La spéculation, tractée avant tout par la demande locale
Car c’est bien la demande intérieure qui fait grimper les prix. « Dans la majorité des cas, pour ne pas dire à 100%, les gens qui achètent un appartement pour le mettre en location sont des locaux qui ont reçu de l’argent de leurs parents (…), qui se constituent un patrimoine », dit un autre promoteur. Mais il trouve « inéquitables » les mesures fiscales envisagées par le gouvernement (comme la contribution de solidarité sur le patrimoine immobilier qui doit concerner tout propriétaire de biens d’une valeur vénale de plus de 50 millions de Francs), parce qu’elles reposent uniquement sur les propriétaires et pas sur les locataires.
« Je pense que tout le monde a été traumatisé par cette loi, dit Jean-Philippe Pinna, qui a été faite sans aucune concertation et rééllement en dépit du bon sens. Il faut de la concertation, parce que les solutions existent », notamment l’instauration de prêts à taux zéro, dit-il. Il regrette « la déconnexion par rapport à la réalité » du nouveau gouvernement.

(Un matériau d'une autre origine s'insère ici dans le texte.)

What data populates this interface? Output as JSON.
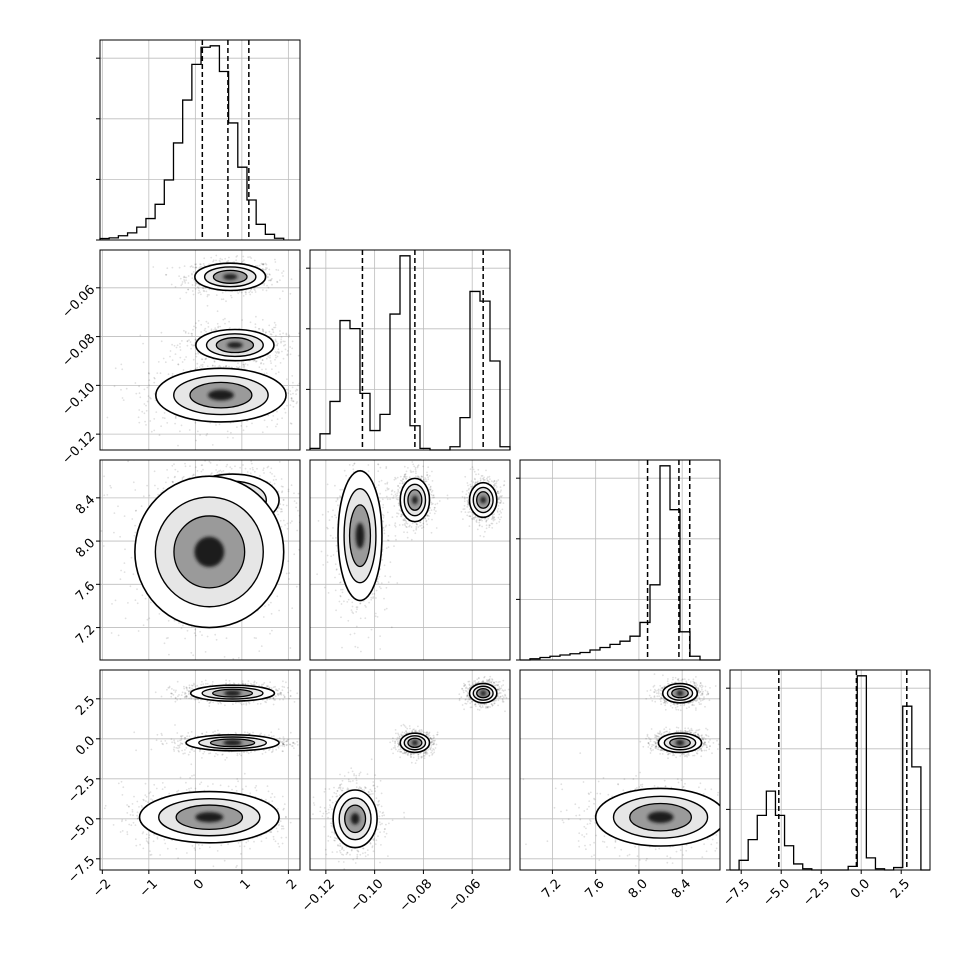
{
  "chart_data": {
    "type": "corner",
    "title": "",
    "grid": true,
    "parameters": [
      {
        "name": "",
        "ticks": [
          -2,
          -1,
          0,
          1,
          2
        ],
        "tick_labels": [
          "−2",
          "−1",
          "0",
          "1",
          "2"
        ],
        "range": [
          -2.05,
          2.25
        ]
      },
      {
        "name": "",
        "ticks": [
          -0.12,
          -0.1,
          -0.08,
          -0.06
        ],
        "tick_labels": [
          "−0.12",
          "−0.10",
          "−0.08",
          "−0.06"
        ],
        "range": [
          -0.1265,
          -0.0445
        ]
      },
      {
        "name": "",
        "ticks": [
          7.2,
          7.6,
          8.0,
          8.4
        ],
        "tick_labels": [
          "7.2",
          "7.6",
          "8.0",
          "8.4"
        ],
        "range": [
          6.9,
          8.75
        ]
      },
      {
        "name": "",
        "ticks": [
          -7.5,
          -5.0,
          -2.5,
          0.0,
          2.5
        ],
        "tick_labels": [
          "−7.5",
          "−5.0",
          "−2.5",
          "0.0",
          "2.5"
        ],
        "range": [
          -8.2,
          4.3
        ]
      }
    ],
    "histograms": [
      {
        "param": 0,
        "bin_edges": [
          -2.05,
          1.9
        ],
        "counts": [
          0.1,
          0.15,
          0.3,
          0.5,
          0.9,
          1.5,
          2.5,
          4.2,
          6.8,
          9.8,
          12.3,
          13.5,
          13.6,
          11.8,
          8.2,
          5.1,
          2.8,
          1.1,
          0.4,
          0.12
        ],
        "quantiles": [
          0.15,
          0.7,
          1.15
        ]
      },
      {
        "param": 1,
        "bin_edges": [
          -0.1265,
          -0.0445
        ],
        "counts": [
          0.1,
          1.0,
          3.0,
          8.0,
          7.5,
          3.5,
          1.2,
          2.2,
          8.4,
          12.0,
          1.5,
          0.1,
          0.0,
          0.0,
          0.2,
          2.0,
          9.8,
          9.2,
          5.5,
          0.2
        ],
        "quantiles": [
          -0.105,
          -0.0835,
          -0.0555
        ]
      },
      {
        "param": 2,
        "bin_edges": [
          6.9,
          8.75
        ],
        "counts": [
          0.0,
          0.02,
          0.04,
          0.06,
          0.08,
          0.1,
          0.12,
          0.16,
          0.2,
          0.25,
          0.3,
          0.38,
          0.6,
          1.2,
          3.1,
          2.4,
          0.45,
          0.06,
          0.0,
          0.0
        ],
        "quantiles": [
          8.08,
          8.37,
          8.47
        ]
      },
      {
        "param": 3,
        "bin_edges": [
          -8.2,
          4.3
        ],
        "counts": [
          0.0,
          0.08,
          0.25,
          0.45,
          0.65,
          0.45,
          0.2,
          0.05,
          0.01,
          0.0,
          0.0,
          0.0,
          0.0,
          0.03,
          1.6,
          0.1,
          0.01,
          0.0,
          0.02,
          1.35,
          0.85,
          0.0
        ],
        "quantiles": [
          -5.15,
          -0.3,
          2.85
        ]
      }
    ],
    "contour_panels": [
      {
        "x": 0,
        "y": 1,
        "clusters": [
          {
            "center": [
              0.75,
              -0.0555
            ],
            "spread": [
              0.38,
              0.0028
            ]
          },
          {
            "center": [
              0.85,
              -0.0835
            ],
            "spread": [
              0.42,
              0.0032
            ]
          },
          {
            "center": [
              0.55,
              -0.104
            ],
            "spread": [
              0.7,
              0.0055
            ]
          }
        ]
      },
      {
        "x": 0,
        "y": 2,
        "clusters": [
          {
            "center": [
              0.8,
              8.38
            ],
            "spread": [
              0.5,
              0.12
            ]
          },
          {
            "center": [
              0.3,
              7.9
            ],
            "spread": [
              0.8,
              0.35
            ]
          }
        ]
      },
      {
        "x": 1,
        "y": 2,
        "clusters": [
          {
            "center": [
              -0.0555,
              8.38
            ],
            "spread": [
              0.0028,
              0.08
            ]
          },
          {
            "center": [
              -0.0835,
              8.38
            ],
            "spread": [
              0.003,
              0.1
            ]
          },
          {
            "center": [
              -0.106,
              8.05
            ],
            "spread": [
              0.0045,
              0.3
            ]
          }
        ]
      },
      {
        "x": 0,
        "y": 3,
        "clusters": [
          {
            "center": [
              0.8,
              2.85
            ],
            "spread": [
              0.45,
              0.25
            ]
          },
          {
            "center": [
              0.8,
              -0.25
            ],
            "spread": [
              0.5,
              0.25
            ]
          },
          {
            "center": [
              0.3,
              -4.9
            ],
            "spread": [
              0.75,
              0.8
            ]
          }
        ]
      },
      {
        "x": 1,
        "y": 3,
        "clusters": [
          {
            "center": [
              -0.0555,
              2.85
            ],
            "spread": [
              0.0028,
              0.3
            ]
          },
          {
            "center": [
              -0.0835,
              -0.25
            ],
            "spread": [
              0.003,
              0.3
            ]
          },
          {
            "center": [
              -0.108,
              -5.0
            ],
            "spread": [
              0.0045,
              0.9
            ]
          }
        ]
      },
      {
        "x": 2,
        "y": 3,
        "clusters": [
          {
            "center": [
              8.38,
              2.85
            ],
            "spread": [
              0.08,
              0.3
            ]
          },
          {
            "center": [
              8.38,
              -0.25
            ],
            "spread": [
              0.1,
              0.3
            ]
          },
          {
            "center": [
              8.2,
              -4.9
            ],
            "spread": [
              0.3,
              0.9
            ]
          }
        ]
      }
    ]
  }
}
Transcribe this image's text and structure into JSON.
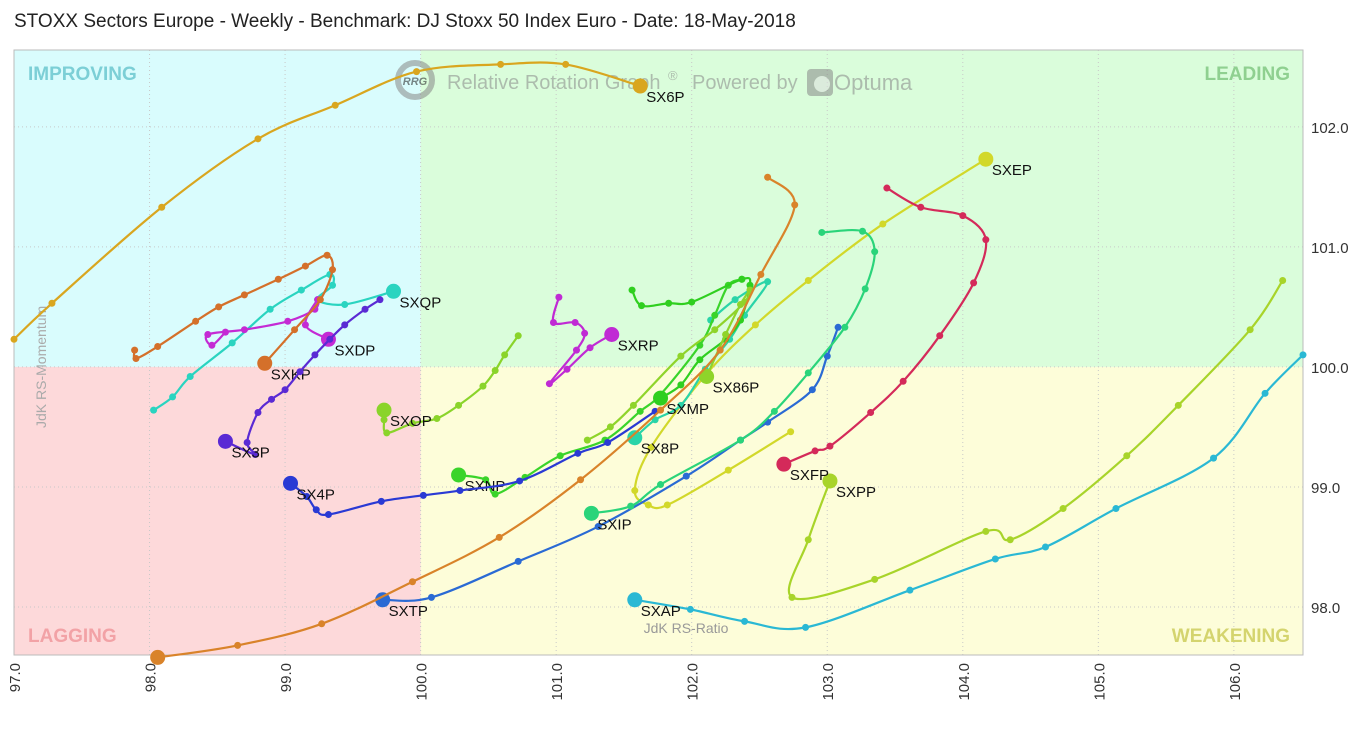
{
  "title": "STOXX Sectors Europe - Weekly - Benchmark: DJ Stoxx 50 Index Euro - Date: 18-May-2018",
  "watermark": {
    "logo_text": "RRG",
    "text": "Relative Rotation Graph",
    "registered": "®",
    "powered_by": "Powered by",
    "brand": "Optuma"
  },
  "chart_data": {
    "type": "scatter",
    "subtype": "relative-rotation-graph",
    "xlabel": "JdK RS-Ratio",
    "ylabel": "JdK RS-Momentum",
    "xlim": [
      97.0,
      106.51
    ],
    "ylim": [
      97.6,
      102.64
    ],
    "center": [
      100.0,
      100.0
    ],
    "grid": true,
    "x_ticks": [
      "97.0",
      "98.0",
      "99.0",
      "100.0",
      "101.0",
      "102.0",
      "103.0",
      "104.0",
      "105.0",
      "106.0"
    ],
    "y_ticks": [
      "98.0",
      "99.0",
      "100.0",
      "101.0",
      "102.0"
    ],
    "quadrants": {
      "improving": {
        "label": "IMPROVING",
        "bg": "#d9fcfd",
        "fg": "#7ccfd6"
      },
      "leading": {
        "label": "LEADING",
        "bg": "#dafddb",
        "fg": "#8fd090"
      },
      "weakening": {
        "label": "WEAKENING",
        "bg": "#fdfdd9",
        "fg": "#d4d46e"
      },
      "lagging": {
        "label": "LAGGING",
        "bg": "#fdd9da",
        "fg": "#f2a2a6"
      }
    },
    "series": [
      {
        "name": "SX6P",
        "color": "#d9a61f",
        "x": [
          97.0,
          97.28,
          98.09,
          98.8,
          99.37,
          99.97,
          100.59,
          101.07,
          101.62
        ],
        "y": [
          100.23,
          100.53,
          101.33,
          101.9,
          102.18,
          102.46,
          102.52,
          102.52,
          102.34
        ]
      },
      {
        "name": "SXEP",
        "color": "#d2d82a",
        "x": [
          102.73,
          102.27,
          101.82,
          101.68,
          101.58,
          101.7,
          102.1,
          102.47,
          102.86,
          103.41,
          104.17
        ],
        "y": [
          99.46,
          99.14,
          98.85,
          98.85,
          98.97,
          99.33,
          99.93,
          100.35,
          100.72,
          101.19,
          101.73
        ]
      },
      {
        "name": "SXPP",
        "color": "#a8d42a",
        "x": [
          106.36,
          106.12,
          105.59,
          105.21,
          104.74,
          104.35,
          104.17,
          103.35,
          102.74,
          102.86,
          103.02
        ],
        "y": [
          100.72,
          100.31,
          99.68,
          99.26,
          98.82,
          98.56,
          98.63,
          98.23,
          98.08,
          98.56,
          99.05
        ]
      },
      {
        "name": "SXFP",
        "color": "#d42a5a",
        "x": [
          103.44,
          103.69,
          104.0,
          104.17,
          104.08,
          103.83,
          103.56,
          103.32,
          103.02,
          102.91,
          102.68
        ],
        "y": [
          101.49,
          101.33,
          101.26,
          101.06,
          100.7,
          100.26,
          99.88,
          99.62,
          99.34,
          99.3,
          99.19
        ]
      },
      {
        "name": "SXAP",
        "color": "#2ab8d4",
        "x": [
          106.51,
          106.23,
          105.85,
          105.13,
          104.61,
          104.24,
          103.61,
          102.84,
          102.39,
          101.99,
          101.58
        ],
        "y": [
          100.1,
          99.78,
          99.24,
          98.82,
          98.5,
          98.4,
          98.14,
          97.83,
          97.88,
          97.98,
          98.06
        ]
      },
      {
        "name": "SXTP",
        "color": "#2a6ad4",
        "x": [
          103.08,
          103.0,
          102.89,
          102.56,
          102.36,
          101.96,
          101.31,
          100.72,
          100.08,
          99.72
        ],
        "y": [
          100.33,
          100.09,
          99.81,
          99.54,
          99.39,
          99.09,
          98.67,
          98.38,
          98.08,
          98.06
        ]
      },
      {
        "name": "SXIP",
        "color": "#2ad47a",
        "x": [
          102.96,
          103.26,
          103.35,
          103.28,
          103.13,
          102.86,
          102.61,
          102.36,
          101.77,
          101.55,
          101.26
        ],
        "y": [
          101.12,
          101.13,
          100.96,
          100.65,
          100.33,
          99.95,
          99.63,
          99.39,
          99.02,
          98.84,
          98.78
        ]
      },
      {
        "name": "SX8P",
        "color": "#2ad4a8",
        "x": [
          102.14,
          102.32,
          102.56,
          102.39,
          102.28,
          102.1,
          101.92,
          101.73,
          101.58
        ],
        "y": [
          100.39,
          100.56,
          100.71,
          100.43,
          100.23,
          99.98,
          99.68,
          99.56,
          99.41
        ]
      },
      {
        "name": "SXNP",
        "color": "#3ad42a",
        "x": [
          102.37,
          102.27,
          102.17,
          102.06,
          101.77,
          101.62,
          101.36,
          101.03,
          100.77,
          100.55,
          100.48,
          100.28
        ],
        "y": [
          100.73,
          100.68,
          100.43,
          100.18,
          99.77,
          99.63,
          99.39,
          99.26,
          99.08,
          98.94,
          99.06,
          99.1
        ]
      },
      {
        "name": "SXMP",
        "color": "#2fcf1f",
        "x": [
          101.56,
          101.63,
          101.83,
          102.0,
          102.37,
          102.43,
          102.36,
          102.25,
          102.06,
          101.92,
          101.77
        ],
        "y": [
          100.64,
          100.51,
          100.53,
          100.54,
          100.73,
          100.68,
          100.39,
          100.23,
          100.06,
          99.85,
          99.74
        ]
      },
      {
        "name": "SX86P",
        "color": "#8fd42a",
        "x": [
          101.23,
          101.4,
          101.57,
          101.92,
          102.17,
          102.39,
          102.43,
          102.36,
          102.25,
          102.11
        ],
        "y": [
          99.39,
          99.5,
          99.68,
          100.09,
          100.31,
          100.54,
          100.64,
          100.52,
          100.27,
          99.92
        ]
      },
      {
        "name": "SXRP",
        "color": "#c02ad4",
        "x": [
          101.02,
          100.98,
          101.14,
          101.21,
          101.15,
          100.95,
          101.08,
          101.25,
          101.41
        ],
        "y": [
          100.58,
          100.37,
          100.37,
          100.28,
          100.14,
          99.86,
          99.98,
          100.16,
          100.27
        ]
      },
      {
        "name": "SXQP",
        "color": "#2ad4c0",
        "x": [
          98.03,
          98.17,
          98.3,
          98.61,
          98.89,
          99.12,
          99.33,
          99.35,
          99.24,
          99.44,
          99.8
        ],
        "y": [
          99.64,
          99.75,
          99.92,
          100.2,
          100.48,
          100.64,
          100.77,
          100.68,
          100.56,
          100.52,
          100.63
        ]
      },
      {
        "name": "SXDP",
        "color": "#c42ad4",
        "x": [
          98.56,
          98.46,
          98.43,
          98.7,
          99.02,
          99.22,
          99.24,
          99.15,
          99.32
        ],
        "y": [
          100.29,
          100.18,
          100.27,
          100.31,
          100.38,
          100.48,
          100.56,
          100.35,
          100.23
        ]
      },
      {
        "name": "SXKP",
        "color": "#d4702a",
        "x": [
          97.89,
          97.9,
          98.06,
          98.34,
          98.51,
          98.7,
          98.95,
          99.15,
          99.31,
          99.35,
          99.26,
          99.07,
          98.85
        ],
        "y": [
          100.14,
          100.07,
          100.17,
          100.38,
          100.5,
          100.6,
          100.73,
          100.84,
          100.93,
          100.81,
          100.56,
          100.31,
          100.03
        ]
      },
      {
        "name": "SX3P",
        "color": "#5a2ad4",
        "x": [
          99.7,
          99.59,
          99.44,
          99.33,
          99.22,
          99.11,
          99.0,
          98.9,
          98.8,
          98.72,
          98.78,
          98.56
        ],
        "y": [
          100.56,
          100.48,
          100.35,
          100.23,
          100.1,
          99.96,
          99.81,
          99.73,
          99.62,
          99.37,
          99.27,
          99.38
        ]
      },
      {
        "name": "SX4P",
        "color": "#2a3ad4",
        "x": [
          101.73,
          101.38,
          101.16,
          100.73,
          100.29,
          100.02,
          99.71,
          99.32,
          99.23,
          99.16,
          99.04
        ],
        "y": [
          99.63,
          99.37,
          99.28,
          99.05,
          98.97,
          98.93,
          98.88,
          98.77,
          98.81,
          98.92,
          99.03
        ]
      },
      {
        "name": "SXOP",
        "color": "#8ad42a",
        "x": [
          100.72,
          100.62,
          100.55,
          100.46,
          100.28,
          100.12,
          99.94,
          99.75,
          99.73,
          99.73
        ],
        "y": [
          100.26,
          100.1,
          99.97,
          99.84,
          99.68,
          99.57,
          99.53,
          99.45,
          99.56,
          99.64
        ]
      },
      {
        "name": "",
        "color": "#d9832a",
        "x": [
          102.56,
          102.76,
          102.51,
          102.21,
          101.77,
          101.18,
          100.58,
          99.94,
          99.27,
          98.65,
          98.06
        ],
        "y": [
          101.58,
          101.35,
          100.77,
          100.14,
          99.64,
          99.06,
          98.58,
          98.21,
          97.86,
          97.68,
          97.58
        ]
      }
    ]
  }
}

Une nouveauté, le financement participatif
Ces investisseurs locaux limités par une offre insuffisante sont donc tentés de placer leur argent à l’étranger. On voit ainsi des agences locales proposer de l’immobilier à vocation locative à Dubai, ou aux États-Unis où le ticket d’entrée est deux fois moins élevé qu’au fenua, et qui promettent des rendements pouvant atteindre 13%.
Pour pouvoir à la fois continuer de monter des projets en Polynésie et permettre aux petits épargnants de placer leur argent, une nouveauté est apparue : le financement participatif, proposé par exemple par Invest in Pacific, pour constituer les apports en fonds propres que réclament les banques aux promoteurs. Les investisseurs sont rémunérés jusqu’à 8% par an pendant deux ans minimum, à l’issue desquels ils peuvent soit reprendre leur capital et ses intérêts, soit se servir de ces sommes comme apport dans un projet qu’ils auront contribué à financer. « Il n’y a pas de frais d’entrée, les frais sont supportés par le porteur de projet, dit Éric Fagon de Fenua Financement. L’idée c’est de pouvoir participer au développement économique. On n’a pas vocation à financer la totalité du projet, donc on va ensuite travailler avec les banques, en apportant les fonds propres que la banque demande au porteur du projet. Le rendement peut varier, entre 6 et 10%. »
« Ça permet de retenir l’argent dans l’économie locale », dit un promoteur, qui souligne tout de même que malgré la remontée des taux d’intérêt qui a dissuadé une petite partie des investisseurs, les banques locales « jouent le jeu » et soutiennent toujours les programmes élaborés par des « promoteurs expérimentés ».